Viele Online-Shop-Betreiber vertrauen zu sehr auf die Aussagekraft der Conversion-Rate. Sie allein reicht zur Beurteilung des Erfolgs einer Seite nicht mehr aus. Schafft es ein Seitenbetreiber, beim Kunden Loyalität und eine gute „User Experience“ zu erzeugen, wird er langfristig erfolgreicher sein. Es ist also ratsam, die Stärken und Schwächen der eigenen Website zu kennen – und die der direkten Konkurrenz. Die GfK hat sich mit dem „Connected Life Panel“ die größten deutschen Online-Händler genauer angesehen und die Stärken und Schwächen der analysiert. Von Amanzon und eBay können Shop-Betreiber noch einiges lernen.
Mit Zahlen allein kommt man nicht weit
Jeder Online-Shop-Betreiber hat ein Ziel: Die Website so zu optimieren, dass möglichst viele Nutzer kaufen. Das erreicht er am besten, wenn die Seite den Kunden begeistert und berührt. Im Idealfall geht der User mit einem Kaufwunsch auf die Seite, ersteht das Produkt und wirbt Neukunden im Freundeskreis an. Die Händler Amazon und eBay sind sehr erfolgreich damit, das in die Tat umzusetzen. Die Riesen dominieren den Online-Handel mit weitem Vorsprung, dicht gefolgt von Otto und Tchibo.
Ist es nicht an der Zeit, sich die größten deutschen Online-Shops anzusehen und von den großen Vorbildern zu lernen? Das dachten sich zumindest die UX-Experten von GfK (früher GfK SirValUse) und erstellten Benchmarks für die fünf größten deutschen Online-Shops. Um sich ein wenig von deren Erfolg zu holen, muss man wissen, wo ihre Stärken und Schwächen sind. Mit der Conversion-Rate allein kommt man aber nicht sonderlich weit. Sie verrät nicht genug, um davon selbst zu profitieren. Eine weitere große Frage blieb aber zunächst im Raum stehen: Sind Amazon und eBay überhaupt „best in class“? Denn lernen, das will man nur von den Besten.
Amazon und eBay: Immer noch ganz vorn?
Was heißt das überhaupt – „best in class“? In diesem Fall geht es um die User Experience, also darum, wie ein Besucher eines Shops oder einer Seite diese erlebt. Klassische Usability-Schemata sind für eine fundierte Bewertung allerdings nicht ausreichend. Die System Usability Scale (SUS) geift deutlich zu kurz. Die SUS zielt darauf ab, wie effizient ein bestimmtes Ziel auf einer Seite erreicht wird. Ein Anbieter glaubt häufig, das Ziel der meisten Kunden sei es, zu kaufen. Seitenbetreiber optimieren folglich den Kaufprozess und achten nicht darauf, dass eine Seitenerfahrung auch aus anderen Elementen besteht als dem Einkaufskorb. Die Wahrheit ist: Die Mehrheit der Kunden hat ganz andere Gründe, eine Website zu besuchen, wie in der Studie herauskam.

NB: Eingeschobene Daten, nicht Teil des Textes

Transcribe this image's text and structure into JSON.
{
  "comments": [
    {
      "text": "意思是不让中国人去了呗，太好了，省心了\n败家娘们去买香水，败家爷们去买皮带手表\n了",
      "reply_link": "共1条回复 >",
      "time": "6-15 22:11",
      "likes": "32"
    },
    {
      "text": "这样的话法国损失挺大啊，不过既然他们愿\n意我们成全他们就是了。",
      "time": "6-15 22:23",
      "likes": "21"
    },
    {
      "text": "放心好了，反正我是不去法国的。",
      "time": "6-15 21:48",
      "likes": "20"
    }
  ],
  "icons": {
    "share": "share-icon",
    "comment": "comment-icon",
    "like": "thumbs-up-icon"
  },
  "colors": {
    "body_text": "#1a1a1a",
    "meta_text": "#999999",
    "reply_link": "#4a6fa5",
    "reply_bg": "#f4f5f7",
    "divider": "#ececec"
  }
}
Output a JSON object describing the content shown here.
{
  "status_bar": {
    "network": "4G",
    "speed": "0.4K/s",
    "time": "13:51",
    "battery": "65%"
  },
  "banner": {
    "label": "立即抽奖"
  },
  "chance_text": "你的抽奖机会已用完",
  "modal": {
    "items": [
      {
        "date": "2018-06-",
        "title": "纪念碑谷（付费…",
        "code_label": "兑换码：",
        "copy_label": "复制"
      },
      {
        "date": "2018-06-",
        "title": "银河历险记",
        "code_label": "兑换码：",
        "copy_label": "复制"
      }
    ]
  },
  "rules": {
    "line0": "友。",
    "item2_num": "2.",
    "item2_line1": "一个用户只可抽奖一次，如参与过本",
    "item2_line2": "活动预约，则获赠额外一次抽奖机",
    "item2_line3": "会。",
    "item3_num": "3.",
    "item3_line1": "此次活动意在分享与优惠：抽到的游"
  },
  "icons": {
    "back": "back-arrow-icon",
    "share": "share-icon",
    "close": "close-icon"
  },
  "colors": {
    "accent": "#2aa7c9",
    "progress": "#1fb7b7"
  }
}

Darum gehen User auf Webseiten
Als 2011 die Conversion-Rate von drei Prozent durchs Netz geisterte, war das Entsetzen groß. Tatsächlich können sich Online-Händler erst mal beruhigen. Die Rate ist gar nicht so schlecht, wenn man sich die von GfK mit dem „Connected Life Panel“ ermittelten Daten für Online-Shops genauer ansieht. Nur elf Prozent aller Besucher gehen auf eine Seite mit einem ganz konkreten Kaufwunsch. Ein Drittel der Kunden stöbert, 15 Prozent der Kunden suchen Informationen, sind aber prinzipiell kaufwillig, und elf Prozent wollen ohnehin nur Informationen über ein Produkt haben. Der Rest geht in seinen Mitgliedsaccount, nimmt an einem Gewinnspiel teil und vergleicht Preise. Diese Zahlen sind für Seitenbetreiber äußerst wertvoll und nehmen die Angst vor einer niedrigen Conversion-Rate. Angesichts dieser Daten wird deutlich: Es braucht ganz andere Methoden, die Seite zu optimieren, als über niedrige Conversion-Rates zu jammern. Auf das Erleben der Seite, die User Experience, kommt es an.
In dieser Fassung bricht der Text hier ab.